米国立雪氷データセンター(NSIDC)によると、北極海の海氷が2020年9月半ばに、42年間の観測史上2番目に小さい面積にまで融解したという。その面積は374万平方キロで、同センターはこれを「北極の温暖化の一例」と指摘している。
このように地球は気候変動による危機的状況に直面しているが、そのスケールが大きすぎるあまり、身近な問題として捉えにくい人もいるのではないだろうか。フィンランドの新聞社であるヘルシンギン・サノマットは、人々に気候危機の緊急性をわかりやすく伝えたいとの想いから、北極の氷が溶ける様子を反映したフォント「Climate Crisis Font(気候危機のフォント)」を開発した。

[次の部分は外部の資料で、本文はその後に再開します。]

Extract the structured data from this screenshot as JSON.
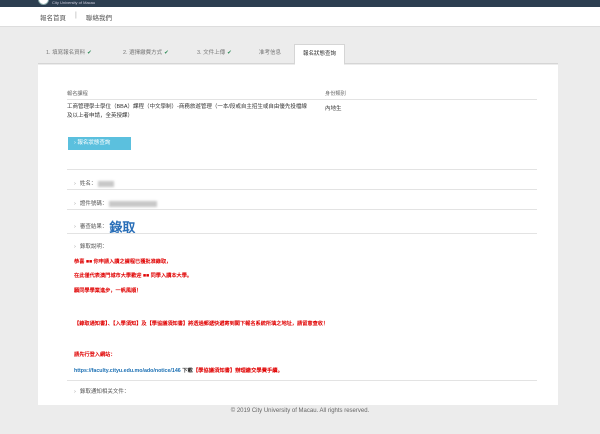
{
  "header": {
    "logo_text": "City University of Macau",
    "nav": [
      "報名首頁",
      "聯絡我們"
    ],
    "nav_separator": "|"
  },
  "steps": [
    {
      "label": "1. 填寫報名資料",
      "done": true
    },
    {
      "label": "2. 選擇繳費方式",
      "done": true
    },
    {
      "label": "3. 文件上傳",
      "done": true
    },
    {
      "label": "准考信息",
      "done": false
    },
    {
      "label": "報名狀態查詢",
      "done": false,
      "active": true
    }
  ],
  "check_mark": "✔",
  "application": {
    "course_label": "報名課程",
    "course_value": "工商管理學士學位（BBA）課程（中文學制）-商務旅遊管理（一本/段或自主招生或自由優先投檔線及以上者申請，全英授課）",
    "identity_label": "身份類別",
    "identity_value": "內地生",
    "query_button": "› 報名狀態查詢"
  },
  "details": {
    "name_label": "姓名：",
    "id_label": "證件號碼：",
    "review_label": "審查結果：",
    "review_value": "錄取",
    "admission_label": "錄取說明：",
    "attachments_label": "錄取通知相关文件："
  },
  "notice": {
    "line1": "恭喜 ■■ 你申請入讀之課程已獲批准錄取，",
    "line2": "在此僅代表澳門城市大學歡迎 ■■ 同學入讀本大學。",
    "line3": "願同學學業進步，一帆風順！",
    "line4": "【錄取通知書】、【入學須知】及【學協議須知書】將透過郵遞快遞寄到閣下報名系統所填之地址，請留意查收！",
    "line5": "請先行登入網站：",
    "link_url": "https://faculty.cityu.edu.mo/ado/notice/146",
    "link_mid": " 下載",
    "link_tail": "【學協議須知書】辦理繳交學費手續。"
  },
  "footer": "© 2019 City University of Macau. All rights reserved.",
  "colors": {
    "accent": "#5bc0de",
    "success": "#2e8b57",
    "alert": "#e00000",
    "link": "#1a6fb3",
    "result": "#2a6fb8"
  }
}
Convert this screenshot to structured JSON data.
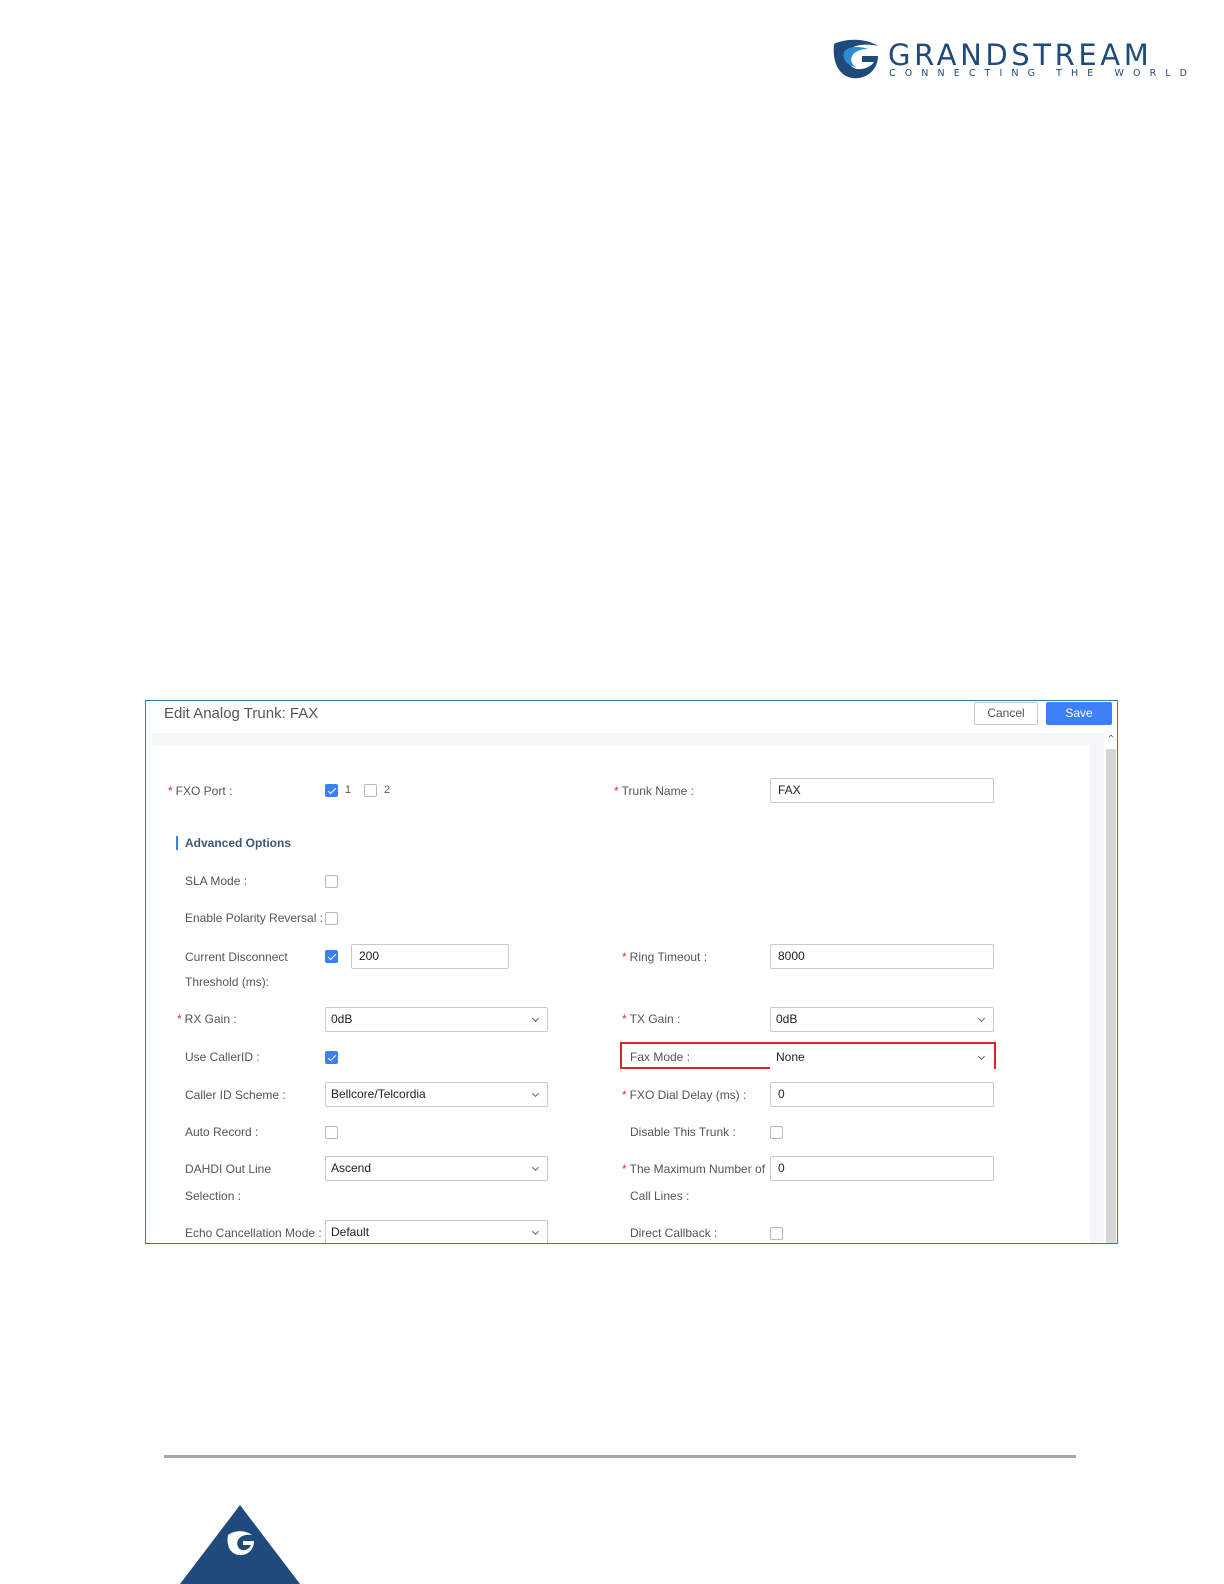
{
  "brand": {
    "name": "GRANDSTREAM",
    "tagline": "CONNECTING THE WORLD"
  },
  "dialog": {
    "title": "Edit Analog Trunk: FAX",
    "cancel_label": "Cancel",
    "save_label": "Save",
    "fields": {
      "fxo_port": {
        "label": "FXO Port :",
        "options": [
          "1",
          "2"
        ],
        "checked": [
          true,
          false
        ]
      },
      "trunk_name": {
        "label": "Trunk Name :",
        "value": "FAX"
      },
      "advanced_options": "Advanced Options",
      "sla_mode": {
        "label": "SLA Mode :",
        "checked": false
      },
      "enable_polarity_reversal": {
        "label": "Enable Polarity Reversal :",
        "checked": false
      },
      "current_disconnect": {
        "label_line1": "Current Disconnect",
        "label_line2": "Threshold (ms):",
        "checked": true,
        "value": "200"
      },
      "ring_timeout": {
        "label": "Ring Timeout :",
        "value": "8000"
      },
      "rx_gain": {
        "label": "RX Gain :",
        "value": "0dB"
      },
      "tx_gain": {
        "label": "TX Gain :",
        "value": "0dB"
      },
      "use_caller_id": {
        "label": "Use CallerID :",
        "checked": true
      },
      "fax_mode": {
        "label": "Fax Mode :",
        "value": "None"
      },
      "caller_id_scheme": {
        "label": "Caller ID Scheme :",
        "value": "Bellcore/Telcordia"
      },
      "fxo_dial_delay": {
        "label": "FXO Dial Delay (ms) :",
        "value": "0"
      },
      "auto_record": {
        "label": "Auto Record :",
        "checked": false
      },
      "disable_this_trunk": {
        "label": "Disable This Trunk :",
        "checked": false
      },
      "dahdi_out_line": {
        "label_line1": "DAHDI Out Line",
        "label_line2": "Selection :",
        "value": "Ascend"
      },
      "max_call_lines": {
        "label_line1": "The Maximum Number of",
        "label_line2": "Call Lines :",
        "value": "0"
      },
      "echo_cancellation_mode": {
        "label": "Echo Cancellation Mode :",
        "value": "Default"
      },
      "direct_callback": {
        "label": "Direct Callback :",
        "checked": false
      }
    }
  },
  "colors": {
    "brand_blue": "#1f4a7c",
    "accent_blue": "#3d7ff4",
    "highlight_red": "#d9262a",
    "required_red": "#e0342b"
  },
  "icons": [
    "grandstream-logo-icon",
    "chevron-down-icon",
    "scroll-up-icon",
    "checkbox-checked-icon"
  ]
}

このフォントは、スライドを左右にドラッグすることで文字の太さが変わり、1979年から2050年にかけて北極の氷が溶けていく様子を可視化している。1979年の時の文字はとても太く、氷の重量感を感じるフォントになっているが、2050年に近づくにつれて文字が細く曲がっていき、まるで氷がなくなってしまったかのように見える。私たちに忍び寄る危機を、リアリティをもって表現しているのだ。
フォントは、海氷面積の過去のデータと将来予測に基づいてデザインされており本格的だ。1979年から2019年までは米国立雪氷データセンターのデータを反映しており、2050年までの予測は「気候変動に関する政府間パネル(IPCC)」の情報を参照している。事実に基づくことにこだわっているため、2000年頃に海氷面積がわずかに増加したことも、フォントに正確に反映されている。
Climate Crisis Fontは、ヘルシンギン・サノマットのサイトから無料でダウンロードすることができ、メディアや著名人など気候変動問題について発信したい人は誰でも使える。ポスターや動画など、その使い道は様々だ。同社がサイトに載せている使用例も、ぜひ参考にしたい。
同社のアートディレクターであるトーマス・ヤースケライネン氏は、Dezeenの取材で「メディアには、複雑な問題をわかりやすく伝える責任があります」と話している。新聞社としての使命感が、フォントの開発など発信の仕方に現れている。
あなたは環境問題について、「どのように」意見を述べたいだろうか。ヘルシンギン・サノマットの取り組みを参考にしつつ、少し考えてみるといいかもしれない。